26 March 2009 | Author: R. Falconer SEO ConsultantHTML 5 - an SEO must-know

HTML 5 will change
SEO forever. You may be thinking that forever is a very long time, and that that's a pretty big claim to make - it is, however a fact. And SEOs should be thinking about the consequences now, if not sooner. HTML 5 is, as its name suggests, the 5th version of HyperText Markup Language, the code used to structure web pages.
Originally conceived by the
Web Hypertext Application Technology Working Group (WHATWG), HTML 5 has been the basis of a
W3C working group since 2007 and the first Working Draft of the specification on was released in January 2008.
HTML 5 will continue to be worked on for years to come but once the main browsers can use it, it won't be long before web sites and
search engines start.
Search engines have had patents for page segmentation for some time now and there has been some suggestion that they are already using segmentation techniques to a certain extent. Page segmentation basically involves search engines breaking down a page into its component parts and analysing these on an individual basis.
The benefits of doing this are numerous from a search engine's point of view. Page segmentation allows a better understanding of the make-up of a page, allowing them to be examined more efficiently and increasing understanding of the relevancy of a page. Segmenting a page means a
search engine can decide where to look for the main content, and spending less resources on menus, footers, header, advertising and other block elements. It would also allow search engines to rank multi-topic pages more accurately.
The goal for any search engine is to be as good, or better, than a human at deciding on the best quality, most relevant page. A person reading a web page knows, without consciously thinking about it, where the main content is, what part is navigation, advertising etc.
Search engines often struggle with this as the html tags holding each of them is non-semantic and not necessarily in any order.

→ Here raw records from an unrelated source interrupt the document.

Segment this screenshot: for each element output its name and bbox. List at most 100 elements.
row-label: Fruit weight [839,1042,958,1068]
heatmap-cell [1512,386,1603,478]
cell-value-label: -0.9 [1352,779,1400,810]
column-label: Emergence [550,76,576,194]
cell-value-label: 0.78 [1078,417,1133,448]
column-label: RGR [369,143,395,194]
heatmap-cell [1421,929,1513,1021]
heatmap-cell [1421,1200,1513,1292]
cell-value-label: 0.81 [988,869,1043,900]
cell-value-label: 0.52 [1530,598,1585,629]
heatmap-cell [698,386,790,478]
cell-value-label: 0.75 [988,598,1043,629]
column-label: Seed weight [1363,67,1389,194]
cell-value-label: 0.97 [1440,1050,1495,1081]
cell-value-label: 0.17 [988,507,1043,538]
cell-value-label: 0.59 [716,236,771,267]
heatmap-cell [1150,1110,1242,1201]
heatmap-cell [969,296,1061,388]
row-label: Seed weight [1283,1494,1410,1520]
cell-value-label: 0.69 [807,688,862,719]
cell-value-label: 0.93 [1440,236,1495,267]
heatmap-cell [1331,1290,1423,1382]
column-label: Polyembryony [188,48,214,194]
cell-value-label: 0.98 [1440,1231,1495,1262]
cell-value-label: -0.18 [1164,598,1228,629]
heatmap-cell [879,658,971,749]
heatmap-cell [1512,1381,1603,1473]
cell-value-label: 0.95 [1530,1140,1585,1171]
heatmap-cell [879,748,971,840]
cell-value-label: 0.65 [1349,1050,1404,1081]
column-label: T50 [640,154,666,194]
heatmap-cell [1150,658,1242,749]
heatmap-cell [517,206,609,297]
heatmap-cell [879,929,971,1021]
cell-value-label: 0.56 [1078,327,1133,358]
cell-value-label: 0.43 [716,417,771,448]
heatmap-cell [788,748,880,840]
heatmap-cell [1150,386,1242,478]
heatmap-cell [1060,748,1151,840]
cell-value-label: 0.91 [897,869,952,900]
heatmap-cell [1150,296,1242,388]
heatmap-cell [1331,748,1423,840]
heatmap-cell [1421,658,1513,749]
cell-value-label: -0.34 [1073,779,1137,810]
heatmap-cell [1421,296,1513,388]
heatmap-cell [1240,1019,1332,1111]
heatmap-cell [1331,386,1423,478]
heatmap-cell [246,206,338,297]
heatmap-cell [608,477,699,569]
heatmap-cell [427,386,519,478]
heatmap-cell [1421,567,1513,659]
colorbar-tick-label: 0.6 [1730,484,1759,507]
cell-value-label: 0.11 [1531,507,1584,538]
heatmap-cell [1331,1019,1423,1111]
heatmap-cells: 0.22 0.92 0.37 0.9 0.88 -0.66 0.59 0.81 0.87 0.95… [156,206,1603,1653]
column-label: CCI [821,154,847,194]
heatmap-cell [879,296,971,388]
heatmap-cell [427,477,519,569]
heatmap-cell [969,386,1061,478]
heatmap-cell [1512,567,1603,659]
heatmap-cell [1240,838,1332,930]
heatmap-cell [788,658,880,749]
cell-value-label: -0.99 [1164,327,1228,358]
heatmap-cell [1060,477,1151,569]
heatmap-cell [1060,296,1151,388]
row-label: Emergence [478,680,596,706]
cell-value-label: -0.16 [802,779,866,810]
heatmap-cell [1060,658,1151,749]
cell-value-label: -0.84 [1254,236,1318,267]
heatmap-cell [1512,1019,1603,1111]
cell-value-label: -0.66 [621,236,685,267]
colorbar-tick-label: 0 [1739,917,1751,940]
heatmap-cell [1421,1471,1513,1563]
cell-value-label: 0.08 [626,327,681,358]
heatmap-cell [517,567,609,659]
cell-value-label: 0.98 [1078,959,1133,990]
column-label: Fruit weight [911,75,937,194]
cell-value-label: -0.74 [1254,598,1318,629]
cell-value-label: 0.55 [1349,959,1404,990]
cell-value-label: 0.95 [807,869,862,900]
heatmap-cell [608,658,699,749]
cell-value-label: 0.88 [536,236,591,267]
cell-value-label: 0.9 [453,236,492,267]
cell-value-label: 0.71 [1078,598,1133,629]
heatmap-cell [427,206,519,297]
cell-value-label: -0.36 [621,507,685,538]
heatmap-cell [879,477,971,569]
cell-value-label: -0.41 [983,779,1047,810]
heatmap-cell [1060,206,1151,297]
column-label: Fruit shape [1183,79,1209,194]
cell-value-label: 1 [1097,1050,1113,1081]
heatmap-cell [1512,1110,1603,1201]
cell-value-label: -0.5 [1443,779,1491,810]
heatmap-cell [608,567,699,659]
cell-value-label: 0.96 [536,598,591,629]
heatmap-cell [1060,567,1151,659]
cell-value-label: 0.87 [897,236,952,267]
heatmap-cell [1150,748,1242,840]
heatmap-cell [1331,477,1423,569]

HTML 5 appears to be going to change that. Currently, most content is wrapped in < div > or < span > tags regardless of what it is. There are new tags being introduced by HTML 5 with semantic meaning, such as < article > (for an independent piece of content eg. blog post or news article), < nav > (for navigation), < footer >,< header >, < audio >, < video > and even a < dialogue > element. < aside > can be used to indicate a piece of content removed slightly from the rest of the page in terms of relevance.
It's easy to see how letting sites mark individual blocks of their page with meaningful information would assist in the segmentation of a page. Search engines would be able to know instantly what is what and decide how to treat it.
Once enough pages use HTML 5, search engines will inevitably start to use it to improve results. Links and/or content within certain tags will be treated differently from those within others and the markup of a page will become far more important to SEO than it is currently. This won't be rolled out across the board overnight and is likely to creep in as slowly as HTML 5 itself - but it's hugely important for SEOs to keep on top of what's going on and ensuring their sites are being built with long term goals in mind.